Cholangiocarcinoma, the tumor of the biliary tract that gives few (vague) symptoms and grows very quickly – time.news

by time news
from True Martinella

Only 25% of patients are candidates for life-saving surgery and refer to Centers of fundamental experience, together with genetic tests, to choose the most effective therapeutic strategies for individual patients

it is a rare and insidious tumor, because it does not give initial symptoms and grows very rapidly. It is thus often recognized when it is now in an advanced stage and difficult to cure. Because of this cholangiocarcinoma remains a difficult enemy: only one in four patients, in fact, is a candidate for life-saving surgery. Moreover, although they are now known different genetic mutations that make the disease potentially treatable with new drugs with a molecular target, the molecular profiling test is still not guaranteed to all patients by the National Health Service. To draw attention to this neoplasm, diagnosed to over 5 thousand Italians every yearare the patients themselves, protagonists and witnesses at the first national conference on cholangiocarcinoma promoted and organized by the Italian Cholangiocarcinoma Association (APIC), one of the three patient associations worldwide, with the American Cholangiocarcinoma Foundation and the English AMMF.

What is cholangiocarcinoma

The meeting, recently held in Bologna, was an opportunity for open discussion between patients, specialists and associations to turn the spotlight on a neoplasm that is not recognized even among the doctors themselves and of which little is said. Cholangiocarcinoma is a malignant neoplasm that arises from the rapid and uncontrolled proliferation of cholangiocytes, the cells that make up the walls of the bile ducts. The bile ducts are the channels that transport the bile from the liver to the intestine and, based on the site of onset of the tumor, the intrahepatic cholangiocarcinomas (if they develop inside the liver) ed extrahepatic (if they arise from the external bile ducts). It mainly affects men, especially after the age of 70, but its appearance in young adults is increasingly frequent than in the past. Complicating matters is the fact that the disease is often characterized by generic symptoms (such as abdominal pain, weight loss, nausea, a general sense of weakness and tiredness), which can easily be underestimated or confused with those of other conditions.

Lightning debut

Information can make a difference,” he says Paolo Leonardi, president of APICborn in 2019 to offer a reference point to patients, with continuous updates on therapies and specialized centers —: we are facing a tumor that does not show signs of s, except in cases of jaundice with a yellowish discoloration of the sclerae of the eyes and skin that appears in an already advanced stage of the disease. Is that it grows rapidly: it doubles in volume every 28 days, leading to death in a few months (5 years after diagnosis, only 16% of patients are alive, ndr), if action is not taken in a timely manner. It is necessary to refer patients to specialized centers and to competent and expert surgeons, because it is a very delicate and complex surgery. The operation is the first fundamental step to be able to hope for recovery, but not always practicable due to the late diagnosis. In any case it is essential to be treated in a Center with experience, both in the operation (not simple due to the complexity of the area in which the neoplasm is located) and in the diagnosis and treatment, which require a multidisciplinary team of professionals expert in this specific pathology.
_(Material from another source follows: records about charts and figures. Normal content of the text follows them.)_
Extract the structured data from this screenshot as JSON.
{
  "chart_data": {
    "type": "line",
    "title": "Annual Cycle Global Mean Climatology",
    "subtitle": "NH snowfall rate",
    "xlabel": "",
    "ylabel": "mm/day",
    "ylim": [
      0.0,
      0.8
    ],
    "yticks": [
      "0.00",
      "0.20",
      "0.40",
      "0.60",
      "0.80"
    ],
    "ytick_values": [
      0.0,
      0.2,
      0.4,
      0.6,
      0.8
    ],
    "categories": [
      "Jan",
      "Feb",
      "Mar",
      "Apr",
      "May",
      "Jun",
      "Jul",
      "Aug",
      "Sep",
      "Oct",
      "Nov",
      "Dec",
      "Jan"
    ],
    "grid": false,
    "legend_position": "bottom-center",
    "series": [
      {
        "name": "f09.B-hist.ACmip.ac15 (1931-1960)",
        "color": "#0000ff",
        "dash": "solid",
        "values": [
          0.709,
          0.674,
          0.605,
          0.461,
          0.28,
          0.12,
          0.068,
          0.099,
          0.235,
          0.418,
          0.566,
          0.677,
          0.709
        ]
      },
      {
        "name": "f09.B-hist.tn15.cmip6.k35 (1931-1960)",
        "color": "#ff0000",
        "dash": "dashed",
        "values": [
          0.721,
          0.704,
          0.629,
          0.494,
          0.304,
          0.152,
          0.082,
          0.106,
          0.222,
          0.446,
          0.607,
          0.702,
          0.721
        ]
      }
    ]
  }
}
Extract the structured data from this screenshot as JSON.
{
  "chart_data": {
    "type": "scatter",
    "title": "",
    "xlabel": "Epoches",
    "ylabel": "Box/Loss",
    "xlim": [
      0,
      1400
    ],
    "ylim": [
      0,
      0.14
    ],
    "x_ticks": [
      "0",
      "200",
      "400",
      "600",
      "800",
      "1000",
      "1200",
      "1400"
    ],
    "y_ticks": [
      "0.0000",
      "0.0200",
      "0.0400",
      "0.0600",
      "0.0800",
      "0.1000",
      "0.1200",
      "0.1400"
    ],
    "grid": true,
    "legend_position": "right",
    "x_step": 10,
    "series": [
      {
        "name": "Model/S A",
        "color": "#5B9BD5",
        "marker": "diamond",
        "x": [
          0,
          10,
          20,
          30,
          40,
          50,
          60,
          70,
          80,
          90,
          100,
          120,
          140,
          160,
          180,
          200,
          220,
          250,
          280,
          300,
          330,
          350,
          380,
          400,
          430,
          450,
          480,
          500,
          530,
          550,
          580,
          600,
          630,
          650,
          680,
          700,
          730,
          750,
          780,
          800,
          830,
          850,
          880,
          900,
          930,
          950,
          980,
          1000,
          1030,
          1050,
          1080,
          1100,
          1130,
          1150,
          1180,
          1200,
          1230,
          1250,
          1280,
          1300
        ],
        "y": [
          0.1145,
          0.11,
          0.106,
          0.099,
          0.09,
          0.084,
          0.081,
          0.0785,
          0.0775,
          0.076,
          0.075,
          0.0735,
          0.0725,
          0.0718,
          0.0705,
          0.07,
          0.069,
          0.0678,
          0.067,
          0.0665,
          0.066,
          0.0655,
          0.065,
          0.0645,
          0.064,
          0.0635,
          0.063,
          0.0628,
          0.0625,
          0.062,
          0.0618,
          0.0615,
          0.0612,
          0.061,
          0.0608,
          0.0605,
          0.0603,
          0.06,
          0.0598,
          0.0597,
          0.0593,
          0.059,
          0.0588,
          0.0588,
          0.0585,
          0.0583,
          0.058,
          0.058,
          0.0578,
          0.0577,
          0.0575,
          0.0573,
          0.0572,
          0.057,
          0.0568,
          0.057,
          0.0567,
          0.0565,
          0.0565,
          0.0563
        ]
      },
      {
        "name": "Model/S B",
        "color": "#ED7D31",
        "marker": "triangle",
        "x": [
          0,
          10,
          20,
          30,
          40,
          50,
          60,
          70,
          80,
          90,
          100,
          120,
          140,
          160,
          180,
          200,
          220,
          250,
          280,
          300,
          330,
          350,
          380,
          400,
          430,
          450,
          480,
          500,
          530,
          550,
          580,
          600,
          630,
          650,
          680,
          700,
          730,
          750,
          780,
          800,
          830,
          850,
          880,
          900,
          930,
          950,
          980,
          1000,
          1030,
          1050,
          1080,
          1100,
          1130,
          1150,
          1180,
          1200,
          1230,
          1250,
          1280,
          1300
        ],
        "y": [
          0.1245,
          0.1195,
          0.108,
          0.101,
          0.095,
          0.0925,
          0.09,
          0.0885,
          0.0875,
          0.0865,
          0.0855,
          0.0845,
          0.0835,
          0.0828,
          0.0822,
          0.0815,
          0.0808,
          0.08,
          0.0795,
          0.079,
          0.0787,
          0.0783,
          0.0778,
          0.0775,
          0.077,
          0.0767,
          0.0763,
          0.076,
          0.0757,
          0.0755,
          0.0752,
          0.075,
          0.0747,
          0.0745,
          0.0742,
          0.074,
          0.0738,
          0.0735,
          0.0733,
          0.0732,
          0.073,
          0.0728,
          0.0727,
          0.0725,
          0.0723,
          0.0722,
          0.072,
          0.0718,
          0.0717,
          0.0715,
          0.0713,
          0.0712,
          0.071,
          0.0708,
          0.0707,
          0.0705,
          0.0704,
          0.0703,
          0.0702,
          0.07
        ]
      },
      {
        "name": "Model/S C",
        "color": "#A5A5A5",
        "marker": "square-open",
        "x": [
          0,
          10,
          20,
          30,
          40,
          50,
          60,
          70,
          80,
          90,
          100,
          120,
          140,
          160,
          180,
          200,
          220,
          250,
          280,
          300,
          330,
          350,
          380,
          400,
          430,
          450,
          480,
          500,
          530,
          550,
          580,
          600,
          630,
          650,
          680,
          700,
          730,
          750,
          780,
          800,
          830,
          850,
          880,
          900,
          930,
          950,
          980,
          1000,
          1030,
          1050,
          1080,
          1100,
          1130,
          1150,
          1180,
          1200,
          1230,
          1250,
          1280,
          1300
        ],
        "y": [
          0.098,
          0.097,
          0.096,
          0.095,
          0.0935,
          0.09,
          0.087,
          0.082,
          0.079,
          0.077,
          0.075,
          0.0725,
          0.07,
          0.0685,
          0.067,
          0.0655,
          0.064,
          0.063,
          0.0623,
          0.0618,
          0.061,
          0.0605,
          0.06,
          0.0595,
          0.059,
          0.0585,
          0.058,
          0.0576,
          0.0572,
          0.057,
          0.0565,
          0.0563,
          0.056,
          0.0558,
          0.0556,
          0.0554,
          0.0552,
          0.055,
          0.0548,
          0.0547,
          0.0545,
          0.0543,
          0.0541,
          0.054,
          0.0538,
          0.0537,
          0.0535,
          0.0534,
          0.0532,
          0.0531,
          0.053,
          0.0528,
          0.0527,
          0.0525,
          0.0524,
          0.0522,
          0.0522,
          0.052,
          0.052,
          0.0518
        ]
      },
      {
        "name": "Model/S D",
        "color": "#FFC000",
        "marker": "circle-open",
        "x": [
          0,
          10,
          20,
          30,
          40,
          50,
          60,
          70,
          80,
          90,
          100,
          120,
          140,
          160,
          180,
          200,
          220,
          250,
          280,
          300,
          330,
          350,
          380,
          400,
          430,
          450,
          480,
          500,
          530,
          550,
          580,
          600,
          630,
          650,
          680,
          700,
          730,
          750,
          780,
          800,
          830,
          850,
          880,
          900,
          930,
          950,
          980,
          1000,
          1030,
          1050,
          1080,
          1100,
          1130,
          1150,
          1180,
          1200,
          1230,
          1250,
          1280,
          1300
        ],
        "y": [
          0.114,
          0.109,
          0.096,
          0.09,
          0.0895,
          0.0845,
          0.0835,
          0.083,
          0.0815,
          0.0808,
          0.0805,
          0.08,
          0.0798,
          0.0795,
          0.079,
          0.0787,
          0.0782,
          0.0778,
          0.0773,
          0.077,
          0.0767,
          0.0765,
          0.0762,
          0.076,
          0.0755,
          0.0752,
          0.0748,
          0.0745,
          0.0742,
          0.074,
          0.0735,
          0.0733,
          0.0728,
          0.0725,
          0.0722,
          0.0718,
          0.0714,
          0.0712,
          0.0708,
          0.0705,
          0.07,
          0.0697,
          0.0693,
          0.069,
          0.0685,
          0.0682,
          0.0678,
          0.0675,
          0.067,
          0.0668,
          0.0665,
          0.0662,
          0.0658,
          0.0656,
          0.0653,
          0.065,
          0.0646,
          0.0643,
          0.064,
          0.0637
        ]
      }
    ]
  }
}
Genetic tests and new treatments

Scientific research in recent years has shown that, overall, approx half of cholangiocarcinomas have one or more mutations potentially treatable with targeted drugs. As in the case of the alteration of the FGFR2 gene, the most frequent, for which today there is (and already reimbursed in Italy) a new treatment for patients with locally advanced or metastatic disease and already treated with chemotherapy, which reduces the size of the tumor and leads to an improvement in median survival of more than one and a half years. Because of this all patients should undergo molecular profiling to identify any genetic mutations (with the NGS method, i.e Next Generation Sequencingable to use large panels compared to the “single gene” model, improving the ability to capture molecular mutations), but unfortunately today genetic tests are not reimbursed by the NHS although they are necessary to prescribe the new therapies aimed at a molecular target – concludes Leonardi -. finally there the great problem of new drugs: approval times in Italy are very long, even three years, while those with cholangiocarcinoma cannot wait. APIC intends to create around the sick and their families a support network so that they do not feel alone and intends to push the regulatory authorities to shorten the approval times of innovative drugs as much as possible.